The US FDA has given stakeholders more time to comment on the 40-year old monograph system used to regulate OTC drugs and reiterated its concerns that the approach does not allow it to keep up with new drug safety testing advances.
According to a notice in the Federal Register, the US Food and Drug Administration (FDA) has extended the comment period until the end of July.
An Agency spokeswoman told in-Pharmatechnologist.com that: “We reopened the comment period to be sure that there was adequate time for stakeholders to provide comments. There were 19 comments received during the original open comment period.”

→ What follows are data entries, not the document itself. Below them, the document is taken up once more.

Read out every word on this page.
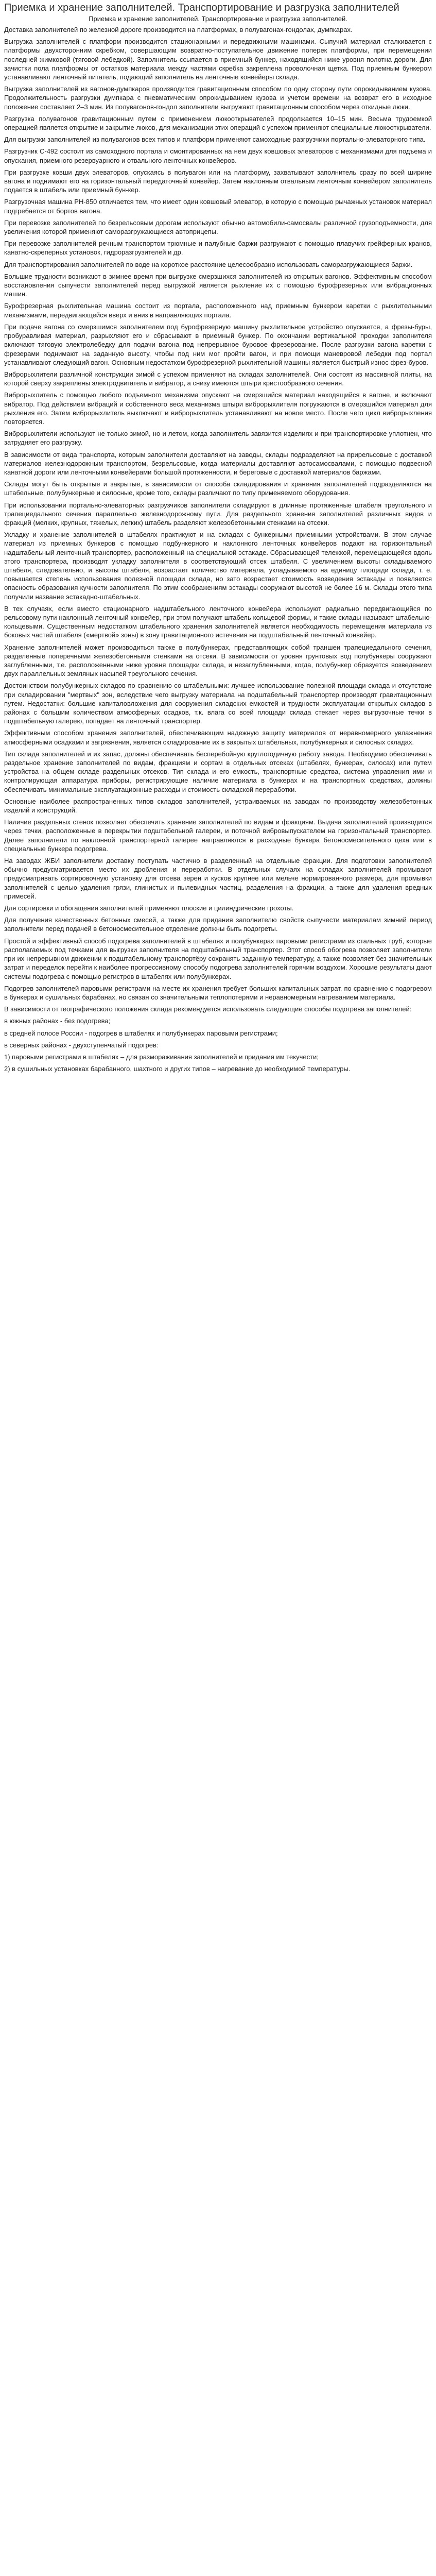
Приемка и хранение заполнителей. Транспортирование и разгрузка заполнителей
Приемка и хранение заполнителей. Транспортирование и разгрузка заполнителей.

Доставка заполнителей по железной дороге производится на платформах, в полувагонах-гондолах, думпкарах.

Выгрузка заполнителей с платформ производится стационарными и передвижными машинами. Сыпучий материал сталкивается с платформы двухсторонним скребком, совершающим возвратно-поступательное движение поперек платформы, при перемещении последней жимковой (тяговой лебедкой). Заполнитель ссыпается в приемный бункер, находящийся ниже уровня полотна дороги. Для зачистки пола платформы от остатков материала между частями скребка закреплена проволочная щетка. Под приемным бункером устанавливают ленточный питатель, подающий заполнитель на ленточные конвейеры склада.

Выгрузка заполнителей из вагонов-думпкаров производится гравитационным способом по одну сторону пути опрокидыванием кузова. Продолжительность разгрузки думпкара с пневматическим опрокидыванием кузова и учетом времени на возврат его в исходное положение составляет 2–3 мин. Из полувагонов-гондол заполнители выгружают гравитационным способом через откидные люки.

Разгрузка полувагонов гравитационным путем с применением люкооткрывателей продолжается 10–15 мин. Весьма трудоемкой операцией является открытие и закрытие люков, для механизации этих операций с успехом применяют специальные люкооткрыватели.

Для выгрузки заполнителей из полувагонов всех типов и платформ применяют самоходные разгрузчики портально-элеваторного типа.

Разгрузчик С-492 состоит из самоходного портала и смонтированных на нем двух ковшовых элеваторов с механизмами для подъема и опускания, приемного резервуарного и отвального ленточных конвейеров.

При разгрузке ковши двух элеваторов, опускаясь в полувагон или на платформу, захватывают заполнитель сразу по всей ширине вагона и поднимают его на горизонтальный передаточный конвейер. Затем наклонным отвальным ленточным конвейером заполнитель подается в штабель или приемный бун-кер.

Разгрузочная машина РН-850 отличается тем, что имеет один ковшовый элеватор, в которую с помощью рычажных установок материал подгребается от бортов вагона.

При перевозке заполнителей по безрельсовым дорогам используют обычно автомобили-самосвалы различной грузоподъемности, для увеличения которой применяют саморазгружающиеся автоприцепы.

При перевозке заполнителей речным транспортом трюмные и палубные баржи разгружают с помощью плавучих грейферных кранов, канатно-скреперных установок, гидроразгрузителей и др.

Для транспортирования заполнителей по воде на короткое расстояние целесообразно использовать саморазгружающиеся баржи.

Большие трудности возникают в зимнее время при выгрузке смерзшихся заполнителей из открытых вагонов. Эффективным способом восстановления сыпучести заполнителей перед выгрузкой является рыхление их с помощью бурофрезерных или вибрационных машин.

Бурофрезерная рыхлительная машина состоит из портала, расположенного над приемным бункером каретки с рыхлительными механизмами, передвигающейся вверх и вниз в направляющих портала.

При подаче вагона со смерзшимся заполнителем под бурофрезерную машину рыхлительное устройство опускается, а фрезы-буры, пробуравливая материал, разрыхляют его и сбрасывают в приемный бункер. По окончании вертикальной проходки заполнителя включают тяговую электролебедку для подачи вагона под непрерывное буровое фрезерование. После разгрузки вагона каретки с фрезерами поднимают на заданную высоту, чтобы под ним мог пройти вагон, и при помощи маневровой лебедки под портал устанавливают следующий вагон. Основным недостатком бурофрезерной рыхлительной машины является быстрый износ фрез-буров.

Виброрыхлители различной конструкции зимой с успехом применяют на складах заполнителей. Они состоят из массивной плиты, на которой сверху закреплены электродвигатель и вибратор, а снизу имеются штыри кристообразного сечения.

Виброрыхлитель с помощью любого подъемного механизма опускают на смерзшийся материал находящийся в вагоне, и включают вибратор. Под действием вибраций и собственного веса механизма штыри виброрыхлителя погружаются в смерзшийся материал для рыхления его. Затем виброрыхлитель выключают и виброрыхлитель устанавливают на новое место. После чего цикл виброрыхления повторяется.

Виброрыхлители используют не только зимой, но и летом, когда заполнитель завязится изделиях и при транспортировке уплотнен, что затрудняет его разгрузку.

В зависимости от вида транспорта, которым заполнители доставляют на заводы, склады подразделяют на прирельсовые с доставкой материалов железнодорожным транспортом, безрельсовые, когда материалы доставляют автосамосвалами, с помощью подвесной канатной дороги или ленточными конвейерами большой протяженности, и береговые с доставкой материалов баржами.

Склады могут быть открытые и закрытые, в зависимости от способа складирования и хранения заполнителей подразделяются на штабельные, полубункерные и силосные, кроме того, склады различают по типу применяемого оборудования.

При использовании портально-элеваторных разгрузчиков заполнители складируют в длинные протяженные штабеля треугольного и трапециедального сечения параллельно железнодорожному пути. Для раздельного хранения заполнителей различных видов и фракций (мелких, крупных, тяжелых, легких) штабель разделяют железобетонными стенками на отсеки.

Укладку и хранение заполнителей в штабелях практикуют и на складах с бункерными приемными устройствами. В этом случае материал из приемных бункеров с помощью подбункерного и наклонного ленточных конвейеров подают на горизонтальный надштабельный ленточный транспортер, расположенный на специальной эстакаде. Сбрасывающей тележкой, перемещающейся вдоль этого транспортера, производят укладку заполнителя в соответствующий отсек штабеля. С увеличением высоты складываемого штабеля, следовательно, и высоты штабеля, возрастает количество материала, укладываемого на единицу площади склада, т. е. повышается степень использования полезной площади склада, но зато возрастает стоимость возведения эстакады и появляется опасность образования кучности заполнителя. По этим соображениям эстакады сооружают высотой не более 16 м. Склады этого типа получили название эстакадно-штабельных.

В тех случаях, если вместо стационарного надштабельного ленточного конвейера используют радиально передвигающийся по рельсовому пути наклонный ленточный конвейер, при этом получают штабель кольцевой формы, и такие склады называют штабельно-кольцевыми. Существенным недостатком штабельного хранения заполнителей является необходимость перемещения материала из боковых частей штабеля («мертвой» зоны) в зону гравитационного истечения на подштабельный ленточный конвейер.

Хранение заполнителей может производиться также в полубункерах, представляющих собой траншеи трапециедального сечения, разделенные поперечными железобетонными стенками на отсеки. В зависимости от уровня грунтовых вод полубункеры сооружают заглубленными, т.е. расположенными ниже уровня площадки склада, и незаглубленными, когда, полубункер образуется возведением двух параллельных земляных насыпей треугольного сечения.

Достоинством полубункерных складов по сравнению со штабельными: лучшее использование полезной площади склада и отсутствие при складировании "мертвых" зон, вследствие чего выгрузку материала на подштабельный транспортер производят гравитационным путем. Недостатки: большие капиталовложения для сооружения складских емкостей и трудности эксплуатации открытых складов в районах с большим количеством атмосферных осадков, т.к. влага со всей площади склада стекает через выгрузочные течки в подштабельную галерею, попадает на ленточный транспортер.

Эффективным способом хранения заполнителей, обеспечивающим надежную защиту материалов от неравномерного увлажнения атмосферными осадками и загрязнения, является складирование их в закрытых штабельных, полубункерных и силосных складах.

Тип склада заполнителей и их запас, должны обеспечивать бесперебойную круглогодичную работу завода. Необходимо обеспечивать раздельное хранение заполнителей по видам, фракциям и сортам в отдельных отсеках (штабелях, бункерах, силосах) или путем устройства на общем складе раздельных отсеков. Тип склада и его емкость, транспортные средства, система управления ими и контролирующая аппаратура приборы, регистрирующие наличие материала в бункерах и на транспортных средствах, должны обеспечивать минимальные эксплуатационные расходы и стоимость складской переработки.

Основные наиболее распространенных типов складов заполнителей, устраиваемых на заводах по производству железобетонных изделий и конструкций.

Наличие раздельных стенок позволяет обеспечить хранение заполнителей по видам и фракциям. Выдача заполнителей производится через течки, расположенные в перекрытии подштабельной галереи, и поточной вибровыпускателем на горизонтальный транспортер. Далее заполнители по наклонной транспортерной галерее направляются в расходные бункера бетоносмесительного цеха или в специальные бункера подогрева.

На заводах ЖБИ заполнители доставку поступать частично в разделенный на отдельные фракции. Для подготовки заполнителей обычно предусматривается место их дробления и переработки. В отдельных случаях на складах заполнителей промывают предусматривать сортировочную установку для отсева зерен и кусков крупнее или мельче нормированного размера, для промывки заполнителей с целью удаления грязи, глинистых и пылевидных частиц, разделения на фракции, а также для удаления вредных примесей.

Для сортировки и обогащения заполнителей применяют плоские и цилиндрические грохоты.

Для получения качественных бетонных смесей, а также для придания заполнителю свойств сыпучести материалам зимний период заполнители перед подачей в бетоносмесительное отделение должны быть подогреты.

Простой и эффективный способ подогрева заполнителей в штабелях и полубункерах паровыми регистрами из стальных труб, которые располагаемых под течками для выгрузки заполнителя на подштабельный транспортер. Этот способ обогрева позволяет заполнители при их непрерывном движении к подштабельному транспортёру сохранять заданную температуру, а также позволяет без значительных затрат и переделок перейти к наиболее прогрессивному способу подогрева заполнителей горячим воздухом. Хорошие результаты дают системы подогрева с помощью регистров в штабелях или полубункерах.

Подогрев заполнителей паровыми регистрами на месте их хранения требует больших капитальных затрат, по сравнению с подогревом в бункерах и сушильных барабанах, но связан со значительными теплопотерями и неравномерным нагреванием материала.

В зависимости от географического положения склада рекомендуется использовать следующие способы подогрева заполнителей:

в южных районах - без подогрева;

в средней полосе России - подогрев в штабелях и полубункерах паровыми регистрами;

в северных районах - двухступенчатый подогрев:

1) паровыми регистрами в штабелях – для размораживания заполнителей и придания им текучести;

2) в сушильных установках барабанного, шахтного и других типов – нагревание до необходимой температуры.
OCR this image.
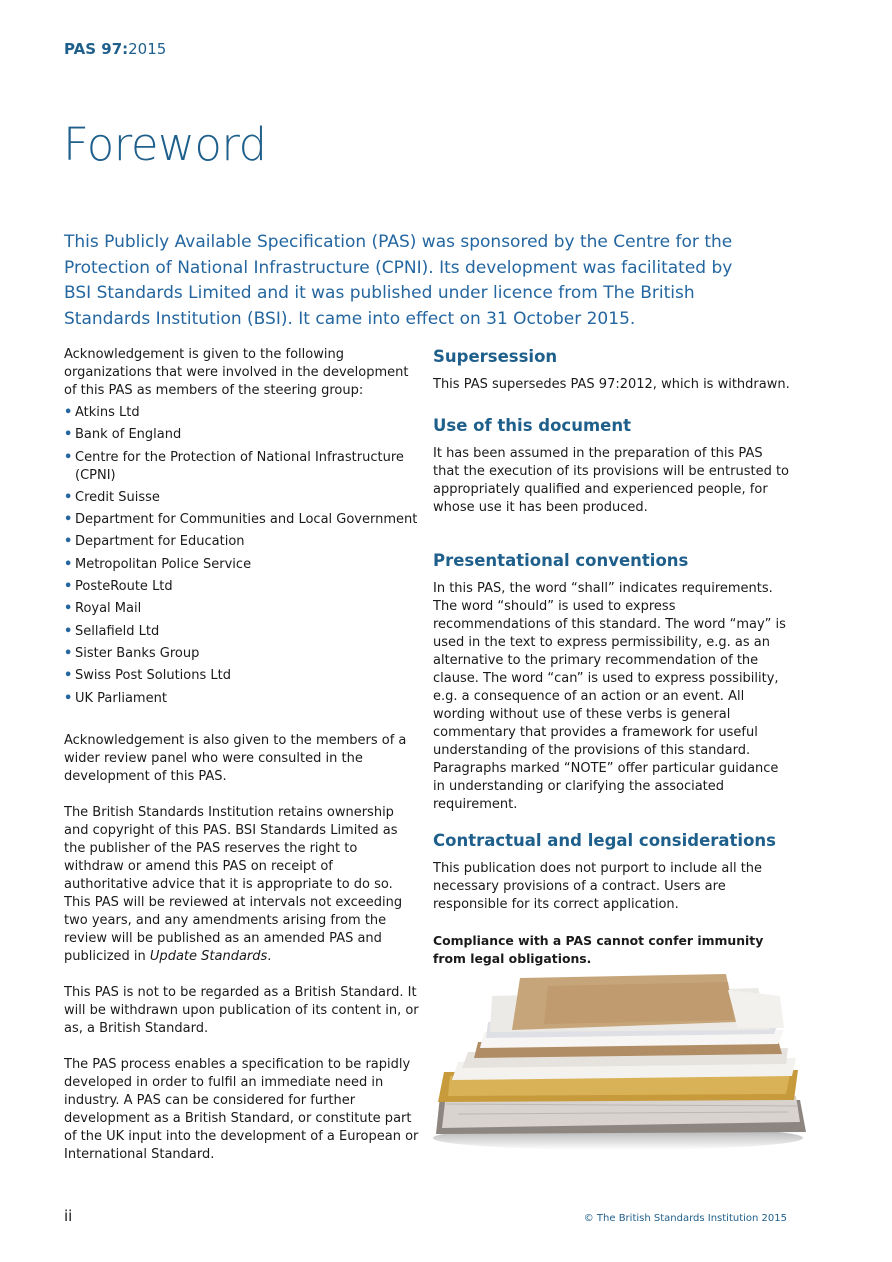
PAS 97:2015
Foreword

This Publicly Available Specification (PAS) was sponsored by the Centre for the Protection of National Infrastructure (CPNI). Its development was facilitated by BSI Standards Limited and it was published under licence from The British Standards Institution (BSI). It came into effect on 31 October 2015.

Acknowledgement is given to the following organizations that were involved in the development of this PAS as members of the steering group:

• Atkins Ltd
• Bank of England
• Centre for the Protection of National Infrastructure (CPNI)
• Credit Suisse
• Department for Communities and Local Government
• Department for Education
• Metropolitan Police Service
• PosteRoute Ltd
• Royal Mail
• Sellafield Ltd
• Sister Banks Group
• Swiss Post Solutions Ltd
• UK Parliament

Acknowledgement is also given to the members of a wider review panel who were consulted in the development of this PAS.

The British Standards Institution retains ownership and copyright of this PAS. BSI Standards Limited as the publisher of the PAS reserves the right to withdraw or amend this PAS on receipt of authoritative advice that it is appropriate to do so. This PAS will be reviewed at intervals not exceeding two years, and any amendments arising from the review will be published as an amended PAS and publicized in Update Standards.

This PAS is not to be regarded as a British Standard. It will be withdrawn upon publication of its content in, or as, a British Standard.

The PAS process enables a specification to be rapidly developed in order to fulfil an immediate need in industry. A PAS can be considered for further development as a British Standard, or constitute part of the UK input into the development of a European or International Standard.

Supersession

This PAS supersedes PAS 97:2012, which is withdrawn.

Use of this document

It has been assumed in the preparation of this PAS that the execution of its provisions will be entrusted to appropriately qualified and experienced people, for whose use it has been produced.

Presentational conventions

In this PAS, the word “shall” indicates requirements. The word “should” is used to express recommendations of this standard. The word “may” is used in the text to express permissibility, e.g. as an alternative to the primary recommendation of the clause. The word “can” is used to express possibility, e.g. a consequence of an action or an event. All wording without use of these verbs is general commentary that provides a framework for useful understanding of the provisions of this standard. Paragraphs marked “NOTE” offer particular guidance in understanding or clarifying the associated requirement.

Contractual and legal considerations

This publication does not purport to include all the necessary provisions of a contract. Users are responsible for its correct application.

Compliance with a PAS cannot confer immunity from legal obligations.

ii	© The British Standards Institution 2015
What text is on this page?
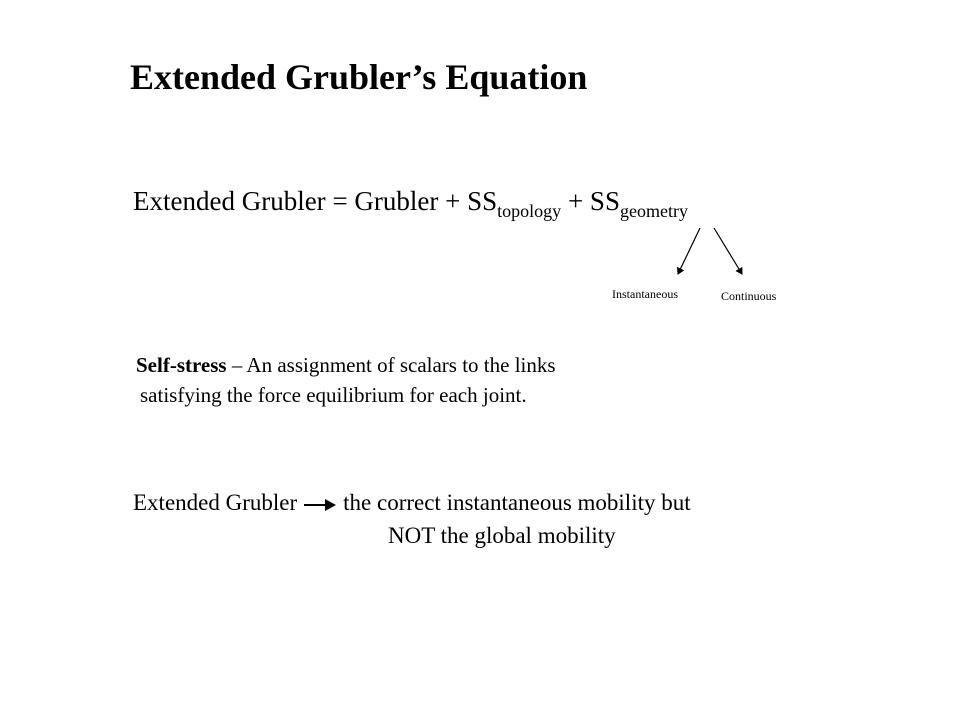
Extended Grubler’s Equation
Extended Grubler = Grubler + $SS_{topology} + SS_{geometry}$
Instantaneous	Continuous
Self-stress – An assignment of scalars to the links
satisfying the force equilibrium for each joint.
Extended Grubler the correct instantaneous mobility but
NOT the global mobility
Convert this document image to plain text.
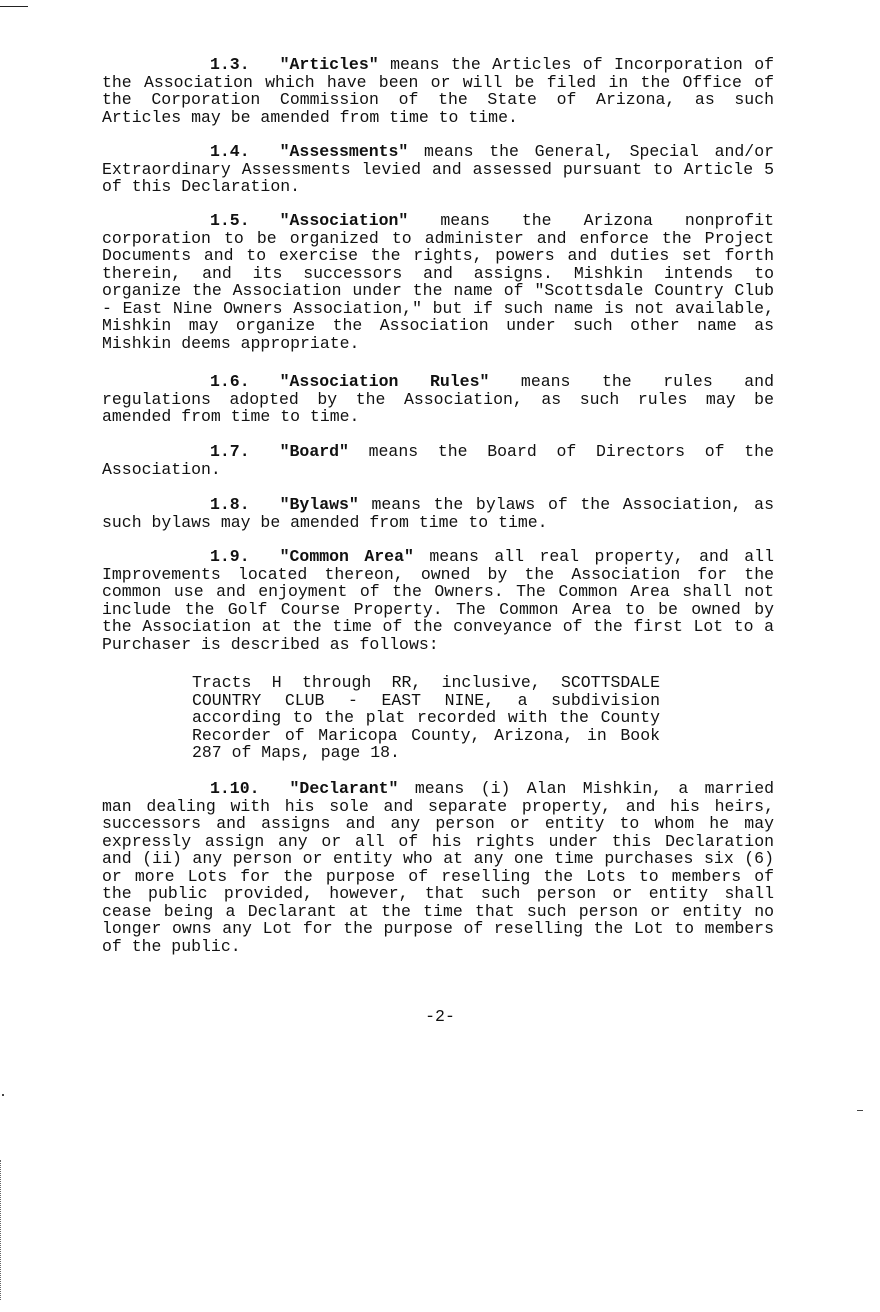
1.3. "Articles" means the Articles of Incorporation of the Association which have been or will be filed in the Office of the Corporation Commission of the State of Arizona, as such Articles may be amended from time to time.

1.4. "Assessments" means the General, Special and/or Extraordinary Assessments levied and assessed pursuant to Article 5 of this Declaration.

1.5. "Association" means the Arizona nonprofit corporation to be organized to administer and enforce the Project Documents and to exercise the rights, powers and duties set forth therein, and its successors and assigns. Mishkin intends to organize the Association under the name of "Scottsdale Country Club - East Nine Owners Association," but if such name is not available, Mishkin may organize the Association under such other name as Mishkin deems appropriate.

1.6. "Association Rules" means the rules and regulations adopted by the Association, as such rules may be amended from time to time.

1.7. "Board" means the Board of Directors of the Association.

1.8. "Bylaws" means the bylaws of the Association, as such bylaws may be amended from time to time.

1.9. "Common Area" means all real property, and all Improvements located thereon, owned by the Association for the common use and enjoyment of the Owners. The Common Area shall not include the Golf Course Property. The Common Area to be owned by the Association at the time of the conveyance of the first Lot to a Purchaser is described as follows:

Tracts H through RR, inclusive, SCOTTSDALE COUNTRY CLUB - EAST NINE, a subdivision according to the plat recorded with the County Recorder of Maricopa County, Arizona, in Book 287 of Maps, page 18.

1.10. "Declarant" means (i) Alan Mishkin, a married man dealing with his sole and separate property, and his heirs, successors and assigns and any person or entity to whom he may expressly assign any or all of his rights under this Declaration and (ii) any person or entity who at any one time purchases six (6) or more Lots for the purpose of reselling the Lots to members of the public provided, however, that such person or entity shall cease being a Declarant at the time that such person or entity no longer owns any Lot for the purpose of reselling the Lot to members of the public.

-2-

The FDA originally called for feedback on the OTC monograph system in February and asked interested parties whether the system needs to be revamped to make it more efficient and responsive.
According to the agency "When the OTC Monograph Process was initially established and implemented in the early 1970s, the multistep rulemaking strategy was thought to be an effective and efficient approach to reviewing large categories of active ingredients in drug products at the same time given what was the current thinking about the known science related to these ingredients.
"Indeed, the questions we are raising in this notice about the OTC Drug Review become all the more important to the public health when we compare the statutory changes that have been made to update the regulation of prescription NDA drugs to address the scientific advances in evaluating drug safety. These changes give FDA the ability to quickly obtain new information and take administrative action as needed efficiently and effectively."
The system is a mechanism for approving over-the-counter (OTC) drugs that does not require the manufacturer to obtain a new drug application (NDA) approval from the US.
Instead the system allows OTC drugs to be sold without prescription if they meet so called “generally recognised as safe/effective” requirements set out in standards documents – monographs –covering drug ingredients in certain types of medication.
Another problem - according to the FDA – is that producing monographs is a requiring the input of active pharmaceutical ingredient (API) review panels, agency review of the same APIs and publication of a tentative final monograph (TFM) for public comment.
Only after the TFM comment period has elapsed is the final monograph issued which – combined with the fact that OTCs for which there is no monograph are allowed to stay on the market – creates several challenges according to the FDA.
“Several significant segments of the OTC marketplace are still not covered by final monographs, and these products may lack sufficient data for FDA to determine whether they are safe, effective, or both.”
It also said that letting OTC drugs lacking monographs stay on the market put manufacturers off conducting safety studies or responding to safety concerns “as to do so may hasten a determination that their product is not GRAS/GRAE.”